Segura will return to his natural position at shortstop after starting just 17 games there last season. He’s never been considered an elite level defender with issues to the back-hand side. But he’s solid on groundballs up the middle and the Mariners believe that consistent work with Cano this offseason and a comfort level will help him. They just want the routine plays made — something that hasn’t been done consistently for the last three seasons in Seattle.

“I don’t really expect that he will struggle moving back to shortstop,” Dipoto said. “He’s always been a pretty good shortstop. He played second base last year through necessity. The Diamondbacks had a glut with guys with Nick Ahmed and Christopher Owings, etc., at shortstop. They preferred Nick Ahmed’s defense. Nick Ahmed by the numbers is one of the better defensive shortstops in the league so it’s quite understandable. Jean Segura played shortstop his entire life and we really have no doubt that he’s going to be able to transition to shortstop. It shows up for him, it’ll probably be in range the backs through the middle to the glove side. Jean’s got steady sides, he’s got the arm strength to play the position and he’s got the first step quickness. He’s got the first step quickness to steal 50 bases. There’s a pretty good chance he can get off the ball.”
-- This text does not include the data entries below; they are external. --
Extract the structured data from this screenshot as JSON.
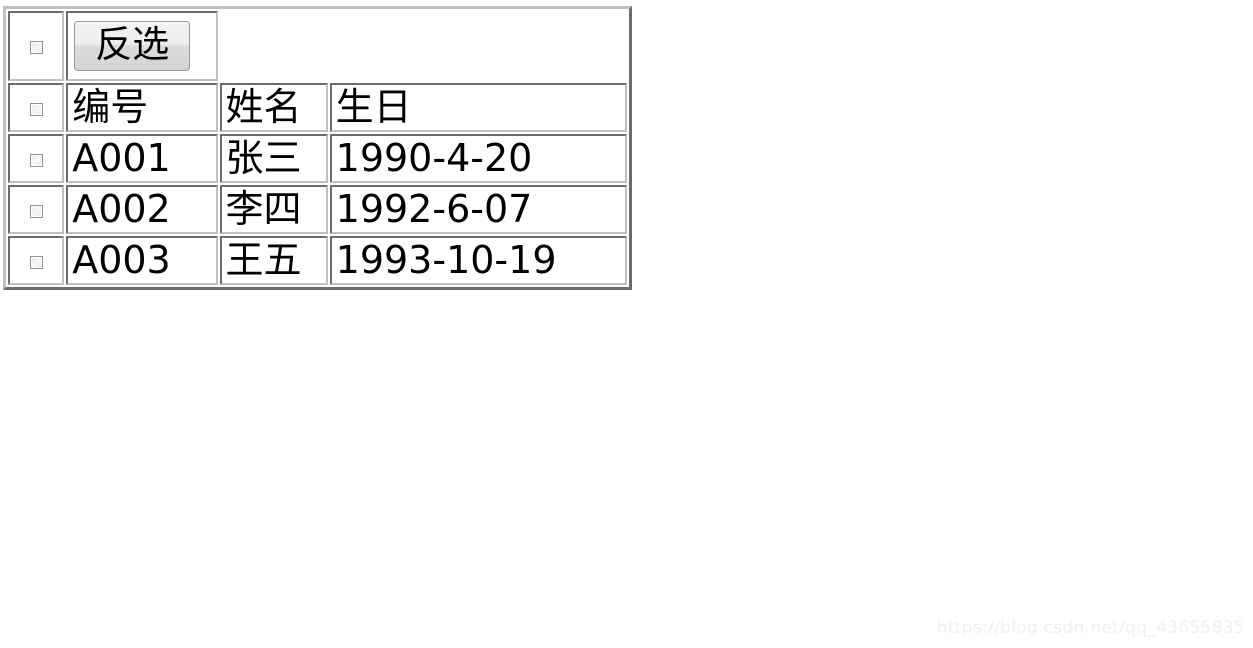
{
  "toolbar": {
    "invert_select_label": "反选",
    "select_all_checkbox_checked": false
  },
  "table": {
    "header_row_checkbox_checked": false,
    "columns": [
      {
        "key": "check",
        "label": ""
      },
      {
        "key": "id",
        "label": "编号"
      },
      {
        "key": "name",
        "label": "姓名"
      },
      {
        "key": "birthday",
        "label": "生日"
      }
    ],
    "rows": [
      {
        "checked": false,
        "id": "A001",
        "name": "张三",
        "birthday": "1990-4-20"
      },
      {
        "checked": false,
        "id": "A002",
        "name": "李四",
        "birthday": "1992-6-07"
      },
      {
        "checked": false,
        "id": "A003",
        "name": "王五",
        "birthday": "1993-10-19"
      }
    ]
  },
  "watermark": {
    "text": "https://blog.csdn.net/qq_43655835"
  },
  "colors": {
    "page_background": "#ffffff",
    "table_border": "#c0c0c0",
    "cell_border": "#c0c0c0",
    "text": "#000000",
    "button_face": "#ededed",
    "watermark_text": "#f0f0f0"
  }
}
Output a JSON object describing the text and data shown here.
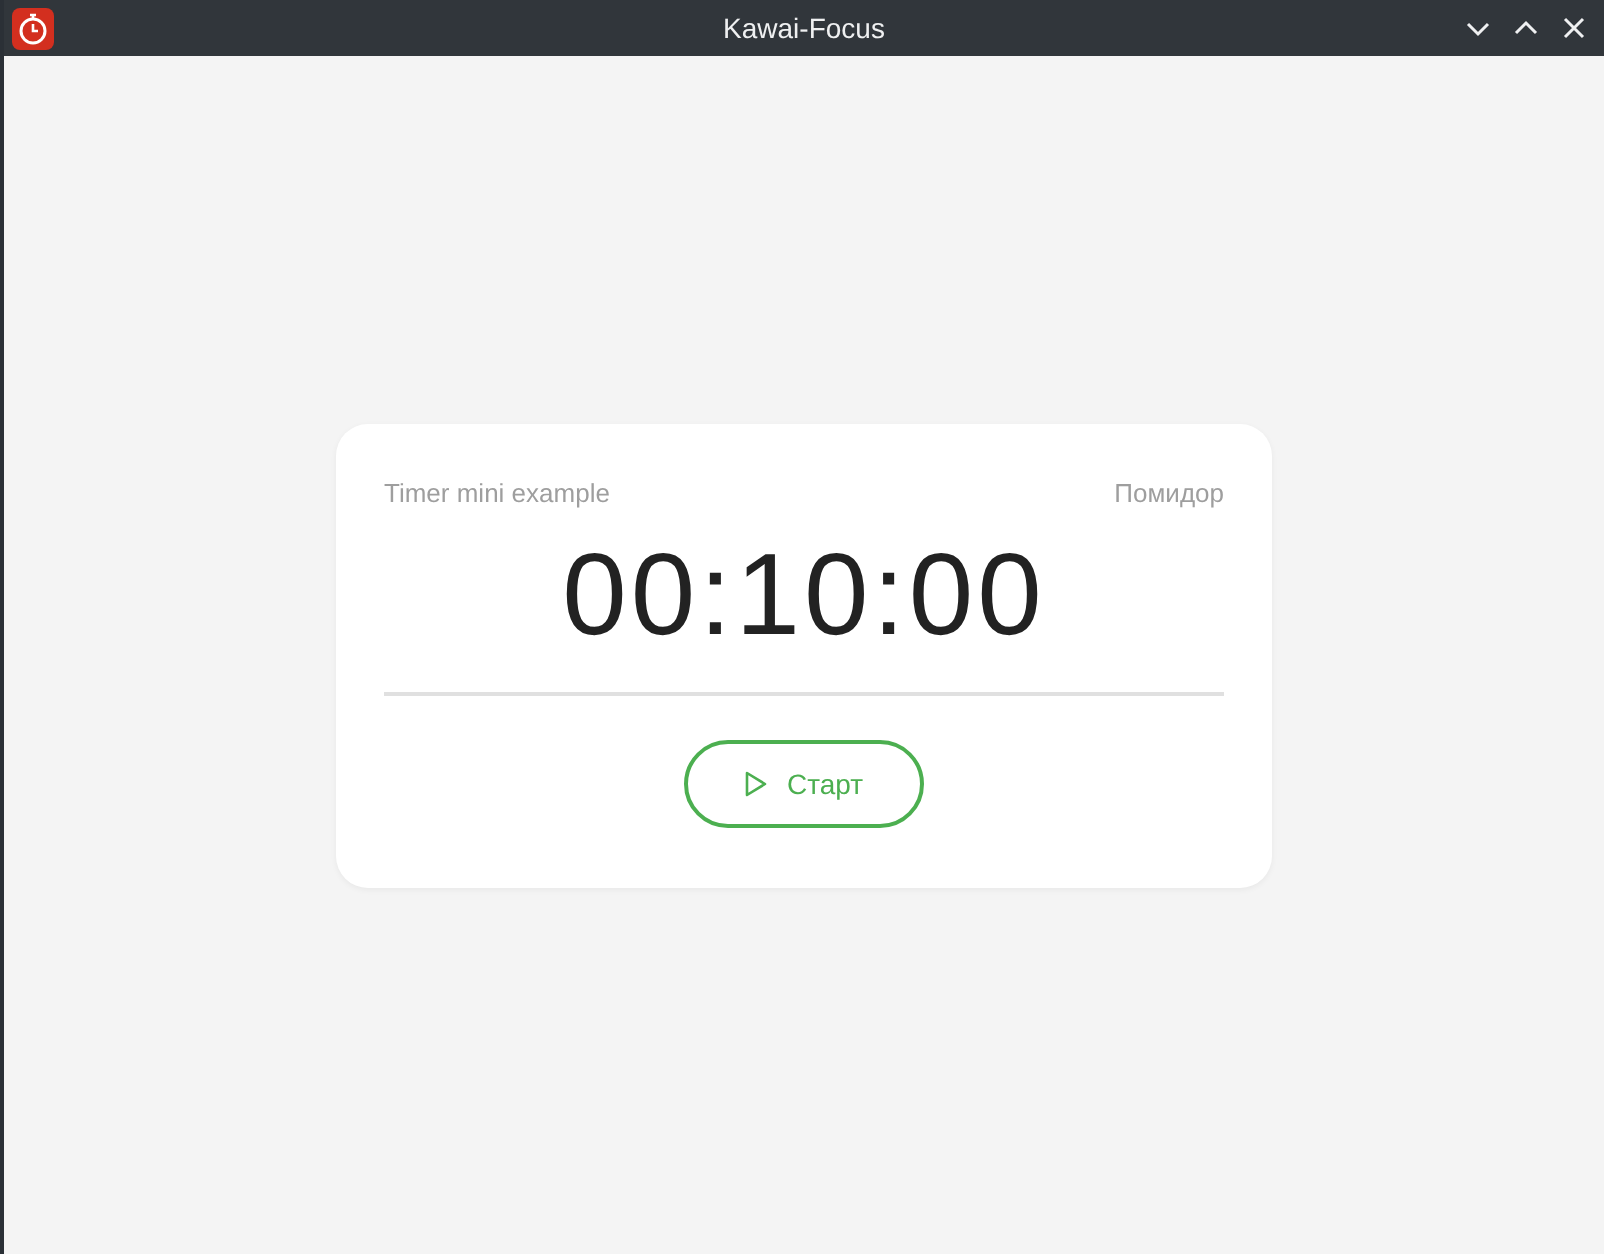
{
  "window": {
    "title": "Kawai-Focus"
  },
  "timer": {
    "name": "Timer mini example",
    "mode": "Помидор",
    "time": "00:10:00",
    "start_button": "Старт"
  }
}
As for a potential back-up, the Mariners will have one of their few positional battles for the utility spot. O’Malley, Michael Freeman and Taylor Motter will battle for the spot. Though there is a scenario where the Mariners keep both O’Malley and Motter on the roster since both can play outfield.

O’Malley gained the trust of the staff last season after being called up. He also played shortstop at a serviceable level something that the coaching staff was uncertain of at the start of the season. Freeman was a midseason pickup and he came up for short stints and played well. Motter might be the best athlete of the three. He can play any position on the field and could be the best shortstop of the three.


The Future


Segura was second-year arbitration eligible this season and agreed to a $6.2 million contract. The Mariners have one more year of club control for 2018 before he becomes a free agent. The two years of club control is a reason the Mariners were willing to give up a young promising pitcher like Walker.

Beyond Segura, the Mariners depth chart at shortstop is a little thin. Michael Freeman is on the 40-man roster and is a capable fill-in, but he’s projected more as a utility infielder.

Tyler Smith will also fill a similar role with Freeman at Tacoma and seems to be on a similar career path per scouts.

Drew Jackson is perhaps the most ballyhooed of the Mariners’ young shortstop prospects. After a monster 2015 season where he dominated the NorthWest League with Everett, Jackson had a decent year for Class A Bakersfield.

Jackson hit .258 (135-for-524) with 87 runs scored, 24 doubles, two triples, six home runs, 47 RBI, 50 walks, 10 HBP and 16 stolen bases in 124 games in his first full season in the minor leagues. He posted 39 multi-hit games, including 11 3-hit games and a season-high 4 hits on July 28 vs. Lancaster (4×4, 2 R, HR, RBI, SB).

Jackson was invited to the Arizona Fall League, where he struggled, hitting .149 in 17 games. But he was also working on some significant swing changes.

Jackson has plus speed and a huge arm. There are concerns about his consistency in fielding groundballs and footwork, leading to some opposing scouts to mention a future as a corner outfielder. But the Mariners won’t make any such move quickly without exhausting all of Jackson’s potential at shortstop. He’s simply too good of an athlete.